The GFP can be detected but only under fluorescent microscope. Most of the time you just take a look or a picture under faze-contrast microscope to analyze the wound healing. Also, your GFP signal will depend on how many cells got transfected. You do not provide enough of details about your experiment for me to give you more specific answer... Why do you want to use the EGFP? Are you going to use empty vector or is the EGFP tagged to some other protein?
Hi Robert, I have my protein of interest tagged with EGFP, and it is known to be involved in cell migration process. So if I have a situation where I want to compare the ability of my wild type protein verses mutant protein using wound healing assay under microscopy. Is it worth to get a decent idea by observing GFP signal at the scratch site ?!!
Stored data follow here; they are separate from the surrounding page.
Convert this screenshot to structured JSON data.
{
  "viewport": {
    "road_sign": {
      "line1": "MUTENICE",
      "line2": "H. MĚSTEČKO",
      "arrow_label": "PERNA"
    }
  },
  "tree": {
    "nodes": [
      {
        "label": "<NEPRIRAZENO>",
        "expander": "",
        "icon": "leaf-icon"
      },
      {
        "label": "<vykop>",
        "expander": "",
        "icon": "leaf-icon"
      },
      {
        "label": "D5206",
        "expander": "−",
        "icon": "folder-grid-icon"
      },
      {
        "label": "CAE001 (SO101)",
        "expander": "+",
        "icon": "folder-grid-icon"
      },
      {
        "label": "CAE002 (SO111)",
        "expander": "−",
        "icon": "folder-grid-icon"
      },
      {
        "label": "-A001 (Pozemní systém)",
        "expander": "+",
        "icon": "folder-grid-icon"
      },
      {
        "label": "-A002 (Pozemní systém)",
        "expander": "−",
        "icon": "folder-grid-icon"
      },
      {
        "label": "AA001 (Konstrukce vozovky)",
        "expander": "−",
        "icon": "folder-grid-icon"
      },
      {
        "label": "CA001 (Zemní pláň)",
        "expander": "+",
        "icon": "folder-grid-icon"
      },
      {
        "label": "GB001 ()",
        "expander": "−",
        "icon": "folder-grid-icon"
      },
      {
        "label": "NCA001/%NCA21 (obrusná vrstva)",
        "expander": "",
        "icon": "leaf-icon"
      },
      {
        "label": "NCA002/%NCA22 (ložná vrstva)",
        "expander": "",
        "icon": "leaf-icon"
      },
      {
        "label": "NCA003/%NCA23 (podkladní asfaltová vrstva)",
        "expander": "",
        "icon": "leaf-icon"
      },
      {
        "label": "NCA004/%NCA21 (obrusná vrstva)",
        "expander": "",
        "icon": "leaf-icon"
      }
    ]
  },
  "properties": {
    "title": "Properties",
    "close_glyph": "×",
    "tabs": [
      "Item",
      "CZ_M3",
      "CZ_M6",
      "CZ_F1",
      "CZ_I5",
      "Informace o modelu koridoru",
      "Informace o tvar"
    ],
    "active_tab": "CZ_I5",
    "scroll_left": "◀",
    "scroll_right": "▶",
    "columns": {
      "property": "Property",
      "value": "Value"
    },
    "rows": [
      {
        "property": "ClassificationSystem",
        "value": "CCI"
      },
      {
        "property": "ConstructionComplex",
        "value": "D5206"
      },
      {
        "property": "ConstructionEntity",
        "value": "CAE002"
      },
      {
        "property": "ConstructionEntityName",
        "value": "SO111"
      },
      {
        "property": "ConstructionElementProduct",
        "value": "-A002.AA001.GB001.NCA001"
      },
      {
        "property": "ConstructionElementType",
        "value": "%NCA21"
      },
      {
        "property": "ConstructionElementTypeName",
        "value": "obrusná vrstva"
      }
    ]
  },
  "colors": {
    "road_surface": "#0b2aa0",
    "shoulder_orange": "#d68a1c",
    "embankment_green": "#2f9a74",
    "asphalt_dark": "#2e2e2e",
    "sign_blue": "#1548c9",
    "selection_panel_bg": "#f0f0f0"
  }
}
I assume that you would want to transfect cells with either your wild type, or mutant-GFP construct, scrape a wound and observe if the GFP transfected cells are moving faster. Am I right? The experiment is doable but if you would want to do any statistics you will have to accommodate for the number of transfected cells and repeat the experiment at least 3 times. Another variation for the cell motility experiment is checking cell migration through the transwell. In short, you seed your transfected cells on to a plastic mesh that is submerged in a culture dish well. Next you check how many cells migrated through the mesh to the bottom of the well. However, you will need to know how many GFP positive cells you started with. The wound assay could be easier, but the transwell assay is more quantitative...
As for the detection of GFP-tegged proteins, you can do that in both live or fixed cells.